Add a Postgres migration that creates the schema for a follow-up email engine. Use these tables:
- contacts: id (uuid pk), first_name, last_name, email, phone, service_type, address, notes, source (check in 'manual','csv','sms_intake','api', default 'manual'), created_at.
- sequences: id (uuid pk), slug, name, is_default boolean, enabled boolean default true. Enforce only one is_default = true at a time.
- sequence_steps: id (uuid pk), sequence_id fk, position int, channel (check in 'email','sms', default 'email'), delay_hours int (cumulative hours from enrollment start), subject text, body text, enabled boolean default true. Unique on (sequence_id, position).
- contact_enrollments: id (uuid pk), contact_id fk, sequence_id fk, current_position int default 0, status (check in 'active','paused','completed','canceled','opted_out', default 'active'), next_send_at timestamptz, context_jsonb jsonb (frozen copy of the contact's merge-tag values at enrollment time), started_at, completed_at, canceled_at. Add a partial unique index so a contact can only have one active enrollment per sequence.

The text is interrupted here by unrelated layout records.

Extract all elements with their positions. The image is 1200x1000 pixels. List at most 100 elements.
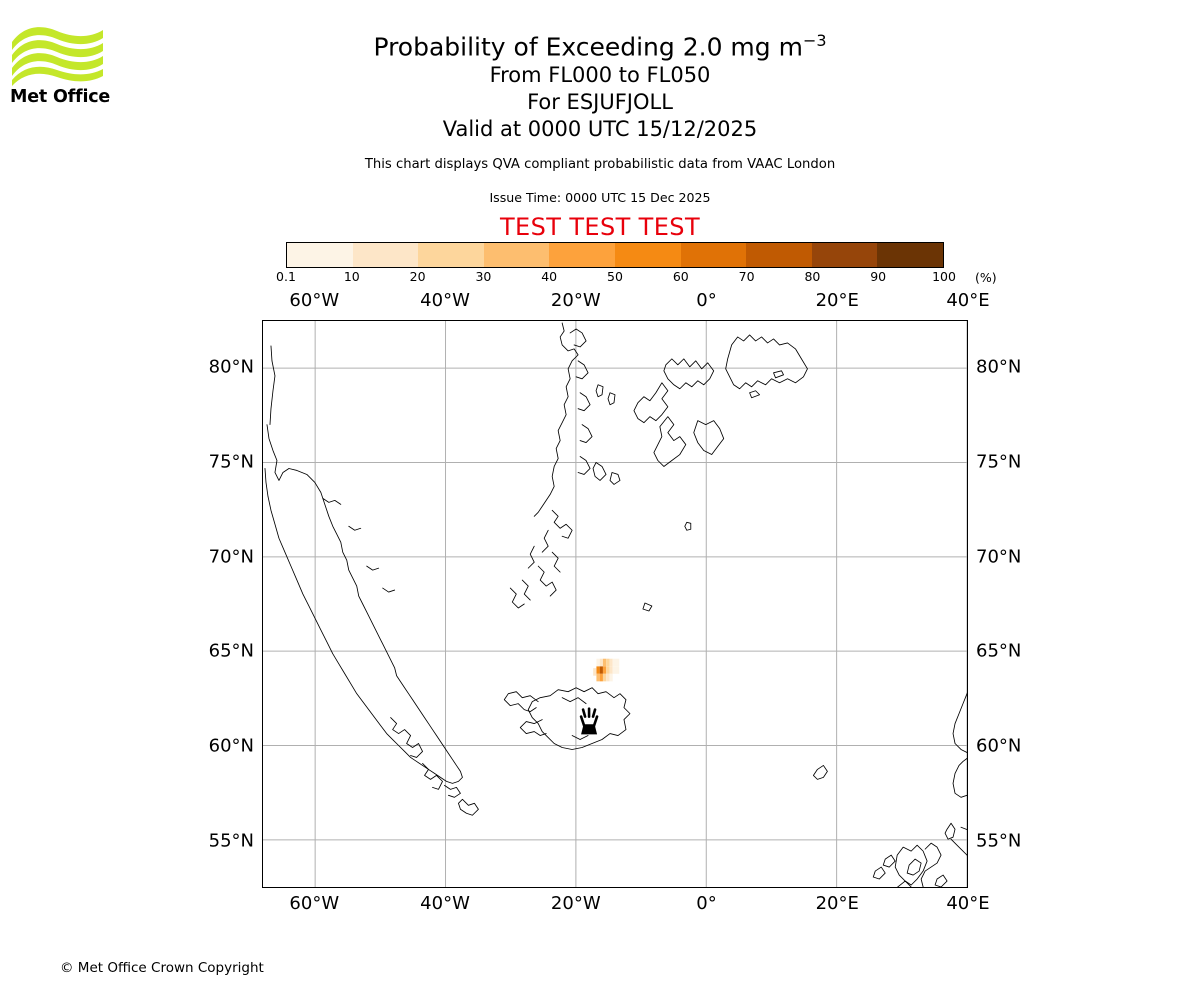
ash-cell-0 xyxy=(596,666,600,674)
coastline-orkney xyxy=(934,874,948,887)
qva-compliance-note: This chart displays QVA compliant probab… xyxy=(364,157,836,172)
ash-cell-3 xyxy=(606,666,610,674)
coastline-greenland-tip xyxy=(458,798,479,816)
colorbar-segment-0 xyxy=(287,243,353,267)
copyright-notice: © Met Office Crown Copyright xyxy=(60,960,264,976)
title-volcano-site: For ESJUFJOLL xyxy=(527,90,673,114)
graticule-gridlines xyxy=(263,321,967,887)
colorbar-tick-30: 30 xyxy=(475,269,492,284)
coastline-shetland xyxy=(944,822,956,840)
coastline-svalbard-west xyxy=(663,358,715,390)
lon-tick-label-60°W: 60°W xyxy=(289,893,340,914)
lat-tick-label-left-60°N: 60°N xyxy=(208,735,254,757)
coastline-iceland xyxy=(527,687,631,750)
colorbar-segment-1 xyxy=(352,243,419,267)
lat-tick-label-left-80°N: 80°N xyxy=(208,356,254,378)
lon-tick-label-20°E: 20°E xyxy=(815,290,859,311)
colorbar-segment-9 xyxy=(877,243,943,267)
ash-cell-13 xyxy=(615,658,620,667)
test-banner: TEST TEST TEST xyxy=(499,213,700,241)
coastline-faroe-islands xyxy=(813,765,828,780)
ash-probability-raster xyxy=(593,658,620,682)
colorbar-segment-2 xyxy=(418,243,484,267)
lat-tick-label-left-55°N: 55°N xyxy=(208,830,254,852)
colorbar-tick-60: 60 xyxy=(672,269,689,284)
ash-cell-10 xyxy=(606,658,610,667)
ash-cell-1 xyxy=(599,666,603,674)
lat-tick-label-right-55°N: 55°N xyxy=(976,830,1022,852)
coastline-scotland xyxy=(894,844,928,886)
colorbar-tick-10: 10 xyxy=(343,269,360,284)
issue-time-label: Issue Time: 0000 UTC 15 Dec 2025 xyxy=(489,190,711,205)
lon-tick-label-40°W: 40°W xyxy=(420,290,470,311)
coastline-norway-sweden xyxy=(952,692,967,753)
coastline-island-small-c xyxy=(592,462,607,481)
lon-tick-label-0°: 0° xyxy=(696,893,717,914)
colorbar-segment-4 xyxy=(549,243,615,267)
page-title-text: Probability of Exceeding 2.0 mg m xyxy=(373,32,803,62)
page-title-exponent: −3 xyxy=(802,31,827,50)
coastline-svalbard-spitsbergen xyxy=(725,334,808,390)
coastline-east-greenland-ridge-2 xyxy=(569,328,593,475)
lat-tick-label-right-70°N: 70°N xyxy=(976,546,1022,568)
lon-tick-label-40°E: 40°E xyxy=(946,893,990,914)
coastlines xyxy=(264,322,967,887)
lat-tick-label-left-75°N: 75°N xyxy=(208,451,254,473)
ash-cell-6 xyxy=(602,673,607,682)
colorbar xyxy=(286,242,944,268)
colorbar-tick-80: 80 xyxy=(804,269,821,284)
colorbar-segment-7 xyxy=(746,243,812,267)
coastline-svalbard-south xyxy=(653,416,687,467)
map-plot-area[interactable] xyxy=(262,320,968,888)
colorbar-segment-5 xyxy=(614,243,681,267)
colorbar-tick-0.1: 0.1 xyxy=(276,269,296,284)
logo-brand-text: Met Office xyxy=(10,87,111,107)
coastline-greenland-ne-fjords xyxy=(527,509,573,573)
colorbar-tick-50: 50 xyxy=(607,269,623,284)
title-flight-levels: From FL000 to FL050 xyxy=(489,63,711,87)
coastline-scotland-isles xyxy=(872,854,896,880)
ash-cell-11 xyxy=(609,658,613,667)
coastline-iceland-nw-peninsula xyxy=(503,691,539,713)
coastline-svalbard-islet-a xyxy=(773,370,784,379)
ash-cell-17 xyxy=(609,673,613,682)
lon-tick-label-60°W: 60°W xyxy=(289,290,340,311)
coastline-jan-mayen xyxy=(642,602,653,612)
ash-cell-2 xyxy=(602,666,607,674)
colorbar-tick-70: 70 xyxy=(738,269,755,284)
ash-cell-18 xyxy=(593,668,597,676)
volcano-marker-icon xyxy=(579,707,599,735)
ash-cell-16 xyxy=(615,666,620,674)
coastline-great-britain xyxy=(906,842,942,887)
lon-tick-label-40°W: 40°W xyxy=(420,893,470,914)
coastline-svalbard-mid xyxy=(633,382,669,424)
coastline-svalbard-edgeoya xyxy=(693,420,725,455)
coastline-denmark xyxy=(952,757,967,798)
ash-cell-4 xyxy=(596,673,600,682)
coastline-island-small-d xyxy=(609,472,621,485)
lon-tick-label-20°W: 20°W xyxy=(550,893,601,914)
lat-tick-label-right-65°N: 65°N xyxy=(976,640,1022,662)
border-poland-germany xyxy=(950,826,967,856)
ash-cell-19 xyxy=(596,658,600,667)
coastline-island-small-a xyxy=(595,384,604,398)
page-title: Probability of Exceeding 2.0 mg m−3 xyxy=(0,26,1200,62)
colorbar-segment-8 xyxy=(811,243,878,267)
colorbar-segment-3 xyxy=(483,243,550,267)
title-valid-time: Valid at 0000 UTC 15/12/2025 xyxy=(442,117,758,141)
lat-tick-label-left-70°N: 70°N xyxy=(208,546,254,568)
met-office-logo: Met Office xyxy=(10,24,114,114)
colorbar-tick-90: 90 xyxy=(870,269,887,284)
coastline-greenland-inner-detail xyxy=(322,497,396,593)
lat-tick-label-right-80°N: 80°N xyxy=(976,356,1022,378)
lat-tick-label-right-75°N: 75°N xyxy=(976,451,1022,473)
coastline-iceland-detail xyxy=(561,697,589,740)
ash-cell-14 xyxy=(609,666,613,674)
ash-cell-7 xyxy=(606,673,610,682)
coastline-bear-island xyxy=(684,521,692,531)
colorbar-segment-6 xyxy=(680,243,747,267)
lon-tick-label-0°: 0° xyxy=(696,290,717,311)
coastline-east-greenland-ridge xyxy=(533,322,579,517)
lon-tick-label-20°W: 20°W xyxy=(550,290,601,311)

- email_jobs: id (uuid pk), job_type text, to_email text, subject text, body text, status (check in 'pending','sending','sent','failed', default 'pending'), attempt_count int default 0, related_enrollment_id fk nullable, related_step_id fk nullable, created_at, sent_at.
- send_log: id (uuid pk), email_job_id fk, to_email, provider_message_id text, sent_at, created_at.
Add sensible indexes: enrollments by (status, next_send_at) for the worker scan, email_jobs by (status, created_at). Then seed one default sequence "post_appointment" with 4 steps at delay_hours 0, 24, 72, 96 - a thank-you, a check-in, a review ask, and a referral ask. Use {{first_name}}, {{business_name}}, and {{review_link}} merge tags in the bodies.